O torto verdadeiro não generaliza, não cria categorias como, isso é belo, isso é feio, isso é certo, isso é errado. Afinal, estas questões ainda não foram solucionadas. Apontem-me, por favor, um belo e um feio. O não gostei, o não concordo são posições válidas para um bom torto, e eu atrevo-me a chamá-lo de torto puritano. A natureza do puritano se prende as formas, as estruturas que lhe foram colocadas pela “revelação”. Nós pobres tortos, perdidos em um mar de questões, sabemos que o ar é corrosivo assim como são as idéias.
O torto apreendeu que o sintagma é ideológico e este enquanto estrutura prima dos discursos não tem nada de ingênuo. Portanto para nós do movimento tudo se evapora pela força do ar. Tudo é idéia, é ideologia. A mais coerente de nossas afirmações se pauta na negação de tudo, até a negação de nossas afirmações.
Será o torto um estóico Pós-moderno? Não! O texto matéria etérea é uma prova disso! Os discursos da física clássica sobre o éter foram completados pela teoria atômica atual. Suas leis de nada adiantam no contexto quântico. Isso sinaliza uma reviravolta em nossos conceitos sobre matéria, tempo e espaço, as bases de todas as ciências construídas até hoje. Assim, o torto não diz que é impossível chegarmos a uma verdade sobre algo, o torto diz que a verdade é relativa, e dura enquanto outra não aparece. O resultado lógico disso é: devo refletir sobre tudo, escrever sobre tudo que tenha condições e ter humildade em não generalizar verdades que depois serão desmentidas. Isso é torto, isso é natureza, isso é razão pós-moderna. O torto adverte: Suas certezas podem ser quimeras, contos de fada, belas notícias, ditos e re-ditos que no fluxo da razão humana serão apenas gotas de água perdidas no imenso oceano chamado de filosofia. Seja um bom torto.

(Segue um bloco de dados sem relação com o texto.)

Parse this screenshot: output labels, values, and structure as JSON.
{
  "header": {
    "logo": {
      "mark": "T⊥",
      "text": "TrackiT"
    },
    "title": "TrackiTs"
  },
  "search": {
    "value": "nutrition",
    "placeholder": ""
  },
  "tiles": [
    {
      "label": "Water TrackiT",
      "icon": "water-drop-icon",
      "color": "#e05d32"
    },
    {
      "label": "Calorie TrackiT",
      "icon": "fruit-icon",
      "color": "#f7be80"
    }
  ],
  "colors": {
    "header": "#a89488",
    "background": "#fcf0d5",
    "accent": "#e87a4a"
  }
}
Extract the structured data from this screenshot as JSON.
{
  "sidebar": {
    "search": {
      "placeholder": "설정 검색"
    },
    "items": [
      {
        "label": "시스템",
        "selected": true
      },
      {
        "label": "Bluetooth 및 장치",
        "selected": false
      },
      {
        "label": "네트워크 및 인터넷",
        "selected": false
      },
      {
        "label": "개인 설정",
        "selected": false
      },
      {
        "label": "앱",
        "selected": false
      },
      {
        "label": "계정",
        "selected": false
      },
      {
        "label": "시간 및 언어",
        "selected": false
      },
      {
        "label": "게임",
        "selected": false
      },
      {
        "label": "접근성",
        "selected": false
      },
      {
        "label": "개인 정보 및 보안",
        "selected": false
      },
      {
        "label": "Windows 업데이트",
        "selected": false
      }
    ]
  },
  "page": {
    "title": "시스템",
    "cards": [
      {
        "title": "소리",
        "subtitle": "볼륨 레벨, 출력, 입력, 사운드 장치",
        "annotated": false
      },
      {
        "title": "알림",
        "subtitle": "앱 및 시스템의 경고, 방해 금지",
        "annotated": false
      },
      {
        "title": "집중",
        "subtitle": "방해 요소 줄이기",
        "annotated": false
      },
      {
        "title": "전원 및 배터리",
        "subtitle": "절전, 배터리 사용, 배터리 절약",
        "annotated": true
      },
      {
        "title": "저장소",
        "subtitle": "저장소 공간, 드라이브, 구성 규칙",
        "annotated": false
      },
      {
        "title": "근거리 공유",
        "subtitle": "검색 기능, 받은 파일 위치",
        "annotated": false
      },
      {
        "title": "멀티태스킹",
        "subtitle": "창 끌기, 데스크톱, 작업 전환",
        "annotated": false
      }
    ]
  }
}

quarta-feira, 17 de fevereiro de 2010

De ler Kant a ter nádegas a declarar

“Teu ‘cu’ servirá de trompete”
“Há um homem ciumento em nossa vila que não o é sem causa, pois é corno de todos”

Estes versos compõem duas letras de música. Eu os deixo tentar advinhar o estilo do compositor. Forró eletrônico? Não… Quem dá mais? Pagode baiano? Não, não… Arrocha? Um pouco mais antigo que isto… Aliás, mais precisamente um pouco mais de 400 anos mais antigo.

Sim, são versos de músicas do século XVI! Dos compositores Clément Janequin (Or, vien ça vien) e Pierre Certon (La, la, la, je ne l'ose dire) respectivamente.
Pretendo, neste textículo, lamentar, de forma subjetiva, reconheço, a falta de postura torta na nossa cultura.

E o que isto tem a ver com os compositores citados? Não muito se não sabemos, por exemplo, que Janequin ao passo que compunha músicas com teor sexual quase banal, dava-se ao luxo de compor músicas sacras (ele compôs até missa!) e profanas que exaltavam o sublime. Aliás, foi um dos pioneiros da música descritiva e mostrou que além de ousar aventurar-se pelo grotesco, seu interesse lhe permitiu “narrar” musicalmente a Batalha de Marignan (1515) na canção La Guerre, uma obra sui generis. Certon, em que pese seu interesse em relatar as fofocas de sua época, também foi compositor de missas e motetos.

Aliás, passando ao hodierno, eu me lembro do último show do odiado e amado Caetano Veloso em Aracaju. Ele abriu a apresentação com uma música do Psirico, passou por “Kuduro” e ainda deu tempo de sobra para cantar as coisas sublimes de sua Bahia, músicas com teor mais crítico etc. sem exagerar em nenhuma das doses, aproximando-se, talvez, de uma situação ideal?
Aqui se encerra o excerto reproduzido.